The adsorption pore structure and its fractal characteristics of coals (0.69–2.79% Ro,m) were investigated by N2 adsorption/desorption and field emission scanning electron microscopy. First, organic matter (OM) pores and interparticle pores (InterP) with various shapes are distinguished in different rank coals. The OM pores present irregular shapes in low-/middle-rank bituminous coals, and circular, oval and slit shapes in high-rank bituminous coal and anthracite with width from 50 nm to 2 μm. In contrast, the InterP pores show polygonal/elongated shapes and exist between mineral grains or mineral and OM with width >100 nm. Second, the coals with H1 type hysteresis loop of N2 adsorption/desorption isotherms are favorable for gas adsorption due to large pore surface area, whereas coals with H2 and H3 types are conducive to gas desorption and diffusion because of open pores with good connectivity.

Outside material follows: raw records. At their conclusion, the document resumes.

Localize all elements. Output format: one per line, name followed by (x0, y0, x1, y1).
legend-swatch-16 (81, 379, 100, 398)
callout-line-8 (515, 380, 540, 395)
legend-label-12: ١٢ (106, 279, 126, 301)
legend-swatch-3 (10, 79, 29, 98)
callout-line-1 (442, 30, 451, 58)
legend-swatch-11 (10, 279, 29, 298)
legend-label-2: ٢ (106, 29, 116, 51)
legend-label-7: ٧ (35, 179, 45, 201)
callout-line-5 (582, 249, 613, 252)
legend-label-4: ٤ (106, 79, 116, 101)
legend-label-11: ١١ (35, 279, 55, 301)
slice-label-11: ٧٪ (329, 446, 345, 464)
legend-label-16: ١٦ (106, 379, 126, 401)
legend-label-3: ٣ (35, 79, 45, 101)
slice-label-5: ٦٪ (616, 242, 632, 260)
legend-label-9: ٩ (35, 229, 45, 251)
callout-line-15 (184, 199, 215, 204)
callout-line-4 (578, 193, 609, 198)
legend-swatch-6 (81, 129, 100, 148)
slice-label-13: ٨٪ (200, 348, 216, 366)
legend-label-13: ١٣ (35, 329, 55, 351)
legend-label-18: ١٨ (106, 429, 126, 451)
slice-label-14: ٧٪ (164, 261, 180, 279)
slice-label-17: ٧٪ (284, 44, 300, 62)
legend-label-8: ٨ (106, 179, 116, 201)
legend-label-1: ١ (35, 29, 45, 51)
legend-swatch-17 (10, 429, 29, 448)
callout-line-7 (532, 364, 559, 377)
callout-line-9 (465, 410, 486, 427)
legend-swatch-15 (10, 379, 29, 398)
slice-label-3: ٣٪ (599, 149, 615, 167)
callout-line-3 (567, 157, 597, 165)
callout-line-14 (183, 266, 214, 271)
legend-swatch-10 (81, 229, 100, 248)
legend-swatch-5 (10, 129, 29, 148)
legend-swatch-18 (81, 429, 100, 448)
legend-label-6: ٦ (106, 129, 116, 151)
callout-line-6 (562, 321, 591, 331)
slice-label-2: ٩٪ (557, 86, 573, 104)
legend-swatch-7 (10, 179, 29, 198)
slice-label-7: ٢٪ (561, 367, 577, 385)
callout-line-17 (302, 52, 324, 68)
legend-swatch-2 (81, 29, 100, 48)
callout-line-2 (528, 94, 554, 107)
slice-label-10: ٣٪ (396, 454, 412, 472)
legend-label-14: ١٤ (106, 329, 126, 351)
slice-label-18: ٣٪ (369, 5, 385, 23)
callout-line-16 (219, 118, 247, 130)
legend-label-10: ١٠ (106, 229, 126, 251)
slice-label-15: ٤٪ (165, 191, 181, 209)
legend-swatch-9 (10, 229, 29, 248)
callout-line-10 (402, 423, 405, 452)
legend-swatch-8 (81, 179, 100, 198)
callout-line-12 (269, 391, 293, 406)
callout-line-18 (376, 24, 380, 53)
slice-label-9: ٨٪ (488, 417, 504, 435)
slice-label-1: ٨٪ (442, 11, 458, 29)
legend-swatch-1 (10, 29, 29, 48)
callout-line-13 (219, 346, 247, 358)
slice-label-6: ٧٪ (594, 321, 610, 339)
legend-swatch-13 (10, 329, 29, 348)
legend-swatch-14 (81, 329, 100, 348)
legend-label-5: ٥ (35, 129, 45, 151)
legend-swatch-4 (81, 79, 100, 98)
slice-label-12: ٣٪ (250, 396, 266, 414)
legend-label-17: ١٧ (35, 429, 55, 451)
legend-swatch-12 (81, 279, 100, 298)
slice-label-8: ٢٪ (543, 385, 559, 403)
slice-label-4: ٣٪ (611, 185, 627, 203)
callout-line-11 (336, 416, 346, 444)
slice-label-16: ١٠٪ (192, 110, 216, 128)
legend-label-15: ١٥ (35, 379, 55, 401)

Moreover, the fractal dimension of pore shape was obtained from FESEM images and ranges from 1.068 and 1.30, indicating the adsorption pore shape is relatively regular. The surface and volume fractal dimensions of micropores and mesopores were calculated from the N2 adsorption data on the basis of surface fractal model and FHH model, respectively. The fractal dimension of micropore and mesopore surface respectively ranges from 2.18 to 2.69 and 1.78 to 2.41, whereas that of micropore and mesopore volume respectively ranges from 2.18 to 2.67 and 2.29 to 2.79. The pore structure and coal composition during different coalification stages have specific effects on the fractal characteristics of pore shape, surface and volume.